NEW DELHI: Following the imposition of a nationwide lockdown in March, Indians were confined to their homes at odds and ends. There were no live sporting events, cinema halls were shuttered and TV channels were playing stale programming on loop; the only platforms supplying fresh content were OTTs. And while these services saw significant uptake during this period, there’s a flip side to it too – a MUSO report states that online film piracy in India rose 62 per cent in the last week of March. Data indicates that it has never been easier to view content illegally and more Indians have become comfortable about doing so.
As OTT platforms pump more money into the business to deliver premium content, it has never been more imperative for them to step up security measures to protect their assets, revenue and become ‘hack proof.’ During a special session at Indiantelevision.com’s flagship property Vidnet, SonyLIV head of technology Manish Verma, Epic ON COO Sourjya Mohanty, Viu director technology & platform Praveen Singh and head of Amazon Web Services elemental (media services), edge (CDN) & security (WAF/DDoS) - India & South Asia Binu Balan came together to discuss hot button issues like technological evolution in content protection, video content security and the rise of digital piracy. INKA Entworks India global business head Govindraj Basatwar acted as moderator.
Basatwar started off by saying that consent security is like a tug of war – on one end, security companies have to keep investing in and updating fraud detection services, while on the other end are the pirates, who are also upgrading their technologies to detect and exploit vulnerabilities in the platforms.
In such a scenario where piracy cannot be stopped, the best course of action is to minimise it by adopting a 360-degree approach, according to SonyLIV’s Verma. “One has to start from each level, right from the CDN, to using DRM or manifest encryption; clients need to be protected because web, MWEB and mobile clients often leave some vulnerability which can be exploited.”
There is also a need to have 24x7 field operations that are both manual and automated to monitor, identify and take down content piracy as it happens, he added.
Besides DRM-protected content, forensic watermarking is another effective way to combat piracy as it discourages hackers from uploading files online for illegal consumption on peer to peer sites or apps like Telegram. But the panellists agreed that the need of the hour is end-to-end video content security.
“There are three basic pillars when it comes to end-to-end content protection,” stated Singh. “First is when the content is at rest, second is when the content is in transition between servers and consumers and third is when the content reaches the consumer. In many cases, we don’t care about catering to the last pillar and protecting the content while it is playing. This is when DRM becomes the actual differentiator. We need to implement the right tool for the right level.”

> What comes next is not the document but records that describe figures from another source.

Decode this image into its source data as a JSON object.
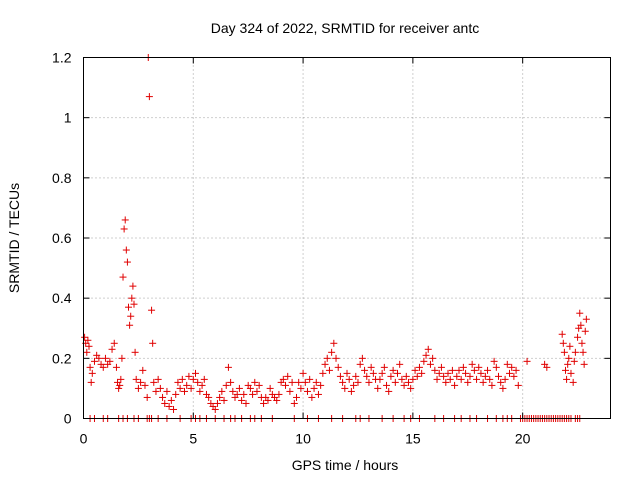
{
  "chart_data": {
    "type": "scatter",
    "title": "Day 324 of 2022, SRMTID for receiver antc",
    "xlabel": "GPS time / hours",
    "ylabel": "SRMTID / TECUs",
    "xlim": [
      0,
      24
    ],
    "ylim": [
      0,
      1.2
    ],
    "xticks": [
      0,
      5,
      10,
      15,
      20
    ],
    "xtick_labels": [
      "0",
      "5",
      "10",
      "15",
      "20"
    ],
    "yticks": [
      0,
      0.2,
      0.4,
      0.6,
      0.8,
      1.0,
      1.2
    ],
    "ytick_labels": [
      "0",
      "0.2",
      "0.4",
      "0.6",
      "0.8",
      "1",
      "1.2"
    ],
    "grid": true,
    "marker": "+",
    "color": "#e00000",
    "series": [
      {
        "name": "SRMTID",
        "points": [
          [
            0.05,
            0.27
          ],
          [
            0.1,
            0.25
          ],
          [
            0.15,
            0.22
          ],
          [
            0.2,
            0.26
          ],
          [
            0.25,
            0.24
          ],
          [
            0.3,
            0.17
          ],
          [
            0.35,
            0.12
          ],
          [
            0.4,
            0.15
          ],
          [
            0.5,
            0.19
          ],
          [
            0.6,
            0.21
          ],
          [
            0.7,
            0.2
          ],
          [
            0.8,
            0.18
          ],
          [
            0.9,
            0.17
          ],
          [
            1.0,
            0.2
          ],
          [
            1.1,
            0.18
          ],
          [
            1.2,
            0.19
          ],
          [
            1.3,
            0.23
          ],
          [
            1.4,
            0.25
          ],
          [
            1.5,
            0.17
          ],
          [
            1.55,
            0.12
          ],
          [
            1.6,
            0.1
          ],
          [
            1.65,
            0.11
          ],
          [
            1.7,
            0.13
          ],
          [
            1.75,
            0.2
          ],
          [
            1.8,
            0.47
          ],
          [
            1.85,
            0.63
          ],
          [
            1.9,
            0.66
          ],
          [
            1.95,
            0.56
          ],
          [
            2.0,
            0.52
          ],
          [
            2.05,
            0.37
          ],
          [
            2.1,
            0.31
          ],
          [
            2.15,
            0.34
          ],
          [
            2.2,
            0.4
          ],
          [
            2.25,
            0.44
          ],
          [
            2.3,
            0.38
          ],
          [
            2.35,
            0.22
          ],
          [
            2.4,
            0.13
          ],
          [
            2.5,
            0.1
          ],
          [
            2.6,
            0.12
          ],
          [
            2.7,
            0.16
          ],
          [
            2.8,
            0.11
          ],
          [
            2.9,
            0.07
          ],
          [
            2.95,
            1.2
          ],
          [
            3.0,
            1.07
          ],
          [
            3.1,
            0.36
          ],
          [
            3.15,
            0.25
          ],
          [
            3.2,
            0.12
          ],
          [
            3.3,
            0.09
          ],
          [
            3.4,
            0.13
          ],
          [
            3.5,
            0.1
          ],
          [
            3.6,
            0.07
          ],
          [
            3.7,
            0.05
          ],
          [
            3.8,
            0.09
          ],
          [
            3.9,
            0.04
          ],
          [
            4.0,
            0.06
          ],
          [
            4.1,
            0.03
          ],
          [
            4.2,
            0.08
          ],
          [
            4.3,
            0.12
          ],
          [
            4.4,
            0.1
          ],
          [
            4.5,
            0.13
          ],
          [
            4.6,
            0.09
          ],
          [
            4.7,
            0.11
          ],
          [
            4.8,
            0.14
          ],
          [
            4.9,
            0.1
          ],
          [
            5.0,
            0.13
          ],
          [
            5.1,
            0.15
          ],
          [
            5.2,
            0.12
          ],
          [
            5.3,
            0.09
          ],
          [
            5.4,
            0.11
          ],
          [
            5.5,
            0.13
          ],
          [
            5.6,
            0.08
          ],
          [
            5.7,
            0.07
          ],
          [
            5.8,
            0.05
          ],
          [
            5.9,
            0.04
          ],
          [
            6.0,
            0.03
          ],
          [
            6.1,
            0.05
          ],
          [
            6.2,
            0.07
          ],
          [
            6.3,
            0.09
          ],
          [
            6.4,
            0.06
          ],
          [
            6.5,
            0.11
          ],
          [
            6.6,
            0.17
          ],
          [
            6.7,
            0.12
          ],
          [
            6.8,
            0.09
          ],
          [
            6.9,
            0.07
          ],
          [
            7.0,
            0.08
          ],
          [
            7.1,
            0.1
          ],
          [
            7.2,
            0.06
          ],
          [
            7.3,
            0.08
          ],
          [
            7.4,
            0.05
          ],
          [
            7.5,
            0.11
          ],
          [
            7.6,
            0.1
          ],
          [
            7.7,
            0.08
          ],
          [
            7.8,
            0.12
          ],
          [
            7.9,
            0.09
          ],
          [
            8.0,
            0.11
          ],
          [
            8.1,
            0.07
          ],
          [
            8.2,
            0.05
          ],
          [
            8.3,
            0.07
          ],
          [
            8.4,
            0.06
          ],
          [
            8.5,
            0.1
          ],
          [
            8.6,
            0.08
          ],
          [
            8.7,
            0.07
          ],
          [
            8.8,
            0.06
          ],
          [
            8.9,
            0.08
          ],
          [
            9.0,
            0.12
          ],
          [
            9.1,
            0.13
          ],
          [
            9.2,
            0.11
          ],
          [
            9.3,
            0.14
          ],
          [
            9.4,
            0.09
          ],
          [
            9.5,
            0.12
          ],
          [
            9.6,
            0.05
          ],
          [
            9.7,
            0.07
          ],
          [
            9.8,
            0.12
          ],
          [
            9.9,
            0.1
          ],
          [
            10.0,
            0.15
          ],
          [
            10.1,
            0.12
          ],
          [
            10.2,
            0.09
          ],
          [
            10.3,
            0.13
          ],
          [
            10.4,
            0.07
          ],
          [
            10.5,
            0.1
          ],
          [
            10.6,
            0.12
          ],
          [
            10.7,
            0.08
          ],
          [
            10.8,
            0.11
          ],
          [
            10.9,
            0.15
          ],
          [
            11.0,
            0.18
          ],
          [
            11.1,
            0.2
          ],
          [
            11.2,
            0.16
          ],
          [
            11.3,
            0.22
          ],
          [
            11.4,
            0.25
          ],
          [
            11.5,
            0.2
          ],
          [
            11.6,
            0.17
          ],
          [
            11.7,
            0.14
          ],
          [
            11.8,
            0.12
          ],
          [
            11.9,
            0.1
          ],
          [
            12.0,
            0.15
          ],
          [
            12.1,
            0.13
          ],
          [
            12.2,
            0.09
          ],
          [
            12.3,
            0.11
          ],
          [
            12.4,
            0.14
          ],
          [
            12.5,
            0.12
          ],
          [
            12.6,
            0.18
          ],
          [
            12.7,
            0.2
          ],
          [
            12.8,
            0.16
          ],
          [
            12.9,
            0.14
          ],
          [
            13.0,
            0.12
          ],
          [
            13.1,
            0.17
          ],
          [
            13.2,
            0.15
          ],
          [
            13.3,
            0.13
          ],
          [
            13.4,
            0.1
          ],
          [
            13.5,
            0.13
          ],
          [
            13.6,
            0.15
          ],
          [
            13.7,
            0.17
          ],
          [
            13.8,
            0.11
          ],
          [
            13.9,
            0.09
          ],
          [
            14.0,
            0.14
          ],
          [
            14.1,
            0.16
          ],
          [
            14.2,
            0.12
          ],
          [
            14.3,
            0.15
          ],
          [
            14.4,
            0.18
          ],
          [
            14.5,
            0.13
          ],
          [
            14.6,
            0.11
          ],
          [
            14.7,
            0.14
          ],
          [
            14.8,
            0.12
          ],
          [
            14.9,
            0.1
          ],
          [
            15.0,
            0.13
          ],
          [
            15.1,
            0.16
          ],
          [
            15.2,
            0.14
          ],
          [
            15.3,
            0.17
          ],
          [
            15.4,
            0.15
          ],
          [
            15.5,
            0.19
          ],
          [
            15.6,
            0.21
          ],
          [
            15.7,
            0.23
          ],
          [
            15.8,
            0.18
          ],
          [
            15.9,
            0.2
          ],
          [
            16.0,
            0.16
          ],
          [
            16.1,
            0.13
          ],
          [
            16.2,
            0.15
          ],
          [
            16.3,
            0.17
          ],
          [
            16.4,
            0.14
          ],
          [
            16.5,
            0.12
          ],
          [
            16.6,
            0.15
          ],
          [
            16.7,
            0.13
          ],
          [
            16.8,
            0.16
          ],
          [
            16.9,
            0.11
          ],
          [
            17.0,
            0.14
          ],
          [
            17.1,
            0.16
          ],
          [
            17.2,
            0.13
          ],
          [
            17.3,
            0.17
          ],
          [
            17.4,
            0.15
          ],
          [
            17.5,
            0.12
          ],
          [
            17.6,
            0.14
          ],
          [
            17.7,
            0.18
          ],
          [
            17.8,
            0.16
          ],
          [
            17.9,
            0.13
          ],
          [
            18.0,
            0.17
          ],
          [
            18.1,
            0.15
          ],
          [
            18.2,
            0.12
          ],
          [
            18.3,
            0.14
          ],
          [
            18.4,
            0.16
          ],
          [
            18.5,
            0.13
          ],
          [
            18.6,
            0.11
          ],
          [
            18.7,
            0.19
          ],
          [
            18.8,
            0.17
          ],
          [
            18.9,
            0.14
          ],
          [
            19.0,
            0.12
          ],
          [
            19.1,
            0.1
          ],
          [
            19.2,
            0.13
          ],
          [
            19.3,
            0.18
          ],
          [
            19.4,
            0.15
          ],
          [
            19.5,
            0.17
          ],
          [
            19.6,
            0.14
          ],
          [
            19.7,
            0.16
          ],
          [
            19.8,
            0.11
          ],
          [
            20.2,
            0.19
          ],
          [
            21.0,
            0.18
          ],
          [
            21.1,
            0.17
          ],
          [
            21.8,
            0.28
          ],
          [
            21.85,
            0.25
          ],
          [
            21.9,
            0.22
          ],
          [
            21.95,
            0.16
          ],
          [
            22.0,
            0.13
          ],
          [
            22.05,
            0.18
          ],
          [
            22.1,
            0.2
          ],
          [
            22.15,
            0.24
          ],
          [
            22.2,
            0.15
          ],
          [
            22.3,
            0.12
          ],
          [
            22.35,
            0.19
          ],
          [
            22.4,
            0.22
          ],
          [
            22.5,
            0.27
          ],
          [
            22.55,
            0.3
          ],
          [
            22.6,
            0.35
          ],
          [
            22.65,
            0.31
          ],
          [
            22.7,
            0.25
          ],
          [
            22.75,
            0.22
          ],
          [
            22.8,
            0.18
          ],
          [
            22.85,
            0.29
          ],
          [
            22.9,
            0.33
          ]
        ],
        "zero_points_x": [
          0.3,
          0.5,
          0.9,
          1.1,
          1.6,
          1.8,
          2.0,
          2.3,
          2.5,
          2.9,
          3.0,
          3.1,
          3.4,
          3.8,
          4.4,
          4.9,
          5.1,
          5.3,
          5.6,
          6.0,
          6.4,
          6.7,
          6.9,
          7.2,
          7.6,
          7.8,
          8.1,
          8.6,
          9.6,
          10.2,
          10.7,
          11.3,
          11.8,
          12.4,
          12.6,
          13.0,
          13.6,
          14.1,
          14.6,
          14.9,
          15.3,
          16.0,
          16.4,
          16.9,
          17.2,
          17.6,
          17.9,
          18.4,
          18.8,
          19.1,
          19.3,
          19.5,
          19.9,
          20.0,
          20.1,
          20.2,
          20.3,
          20.4,
          20.5,
          20.6,
          20.7,
          20.8,
          20.9,
          21.0,
          21.1,
          21.2,
          21.3,
          21.4,
          21.5,
          21.6,
          21.7,
          21.8,
          21.9,
          22.0,
          22.1,
          22.2,
          22.4,
          22.5,
          22.6
        ]
      }
    ]
  }
}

He went on to explain that building in security on the application is the very first step to ensure that it doesn’t answer to ‘spoof calls’ – or an impostor pretending to be a genuine client; this should be followed by growing it to a full-fledged DRM. This creates a watertight system where not just copying but even those not authorised to access the content are blocked, thereby safeguarding both asset and revenue.
Amazon Web Services is doing just that, asserted Balan. It satisfies the security requirements of not just OTTs, but also the military, global banks and organisations trading in highly-sensitive information. For media customers, it uses tools like Elemental Media Convert that offers client-side and server-side encryption, and also allows integration with major forensic watermarking providers like NAGRA.
"With this, we help customers block any users immediately if they find breach of content. For a live product, you've got Media Live package which provides the same kind of interface. We help customers protect all major formats like HLS, Widevine, CMAF, Playready etc. It is very important to protect content at rest," added Balan.
However, using third party software also poses certain difficulties. Verma shared that the biggest challenge with implementing multi-CDN and multi-DRM solutions is ensuring consistency throughout. Some solutions like watermarking have not yet reached the economy of scale. They’re on the expensive side and we need to look into making them available to the masses. We’re trying to find a midway on implementing these solutions along with the ones that already exist in the market,” he elaborated.
No doubt technological defences are a prerequisite, but awareness is equally important – for users and content providers both. For the latter, it’s about having knowledge of legal remedies to piracy, while for users, it’s about being educated about best practices.
“The buck stops at us. We need to implement these three pillars of technological adoption, awareness and legal enforcement. Content providers, platforms, technology partners and law enforcement have to come together and keep on evolving from time to time to suppress the piracy market and grow our revenue,” said Mohanty.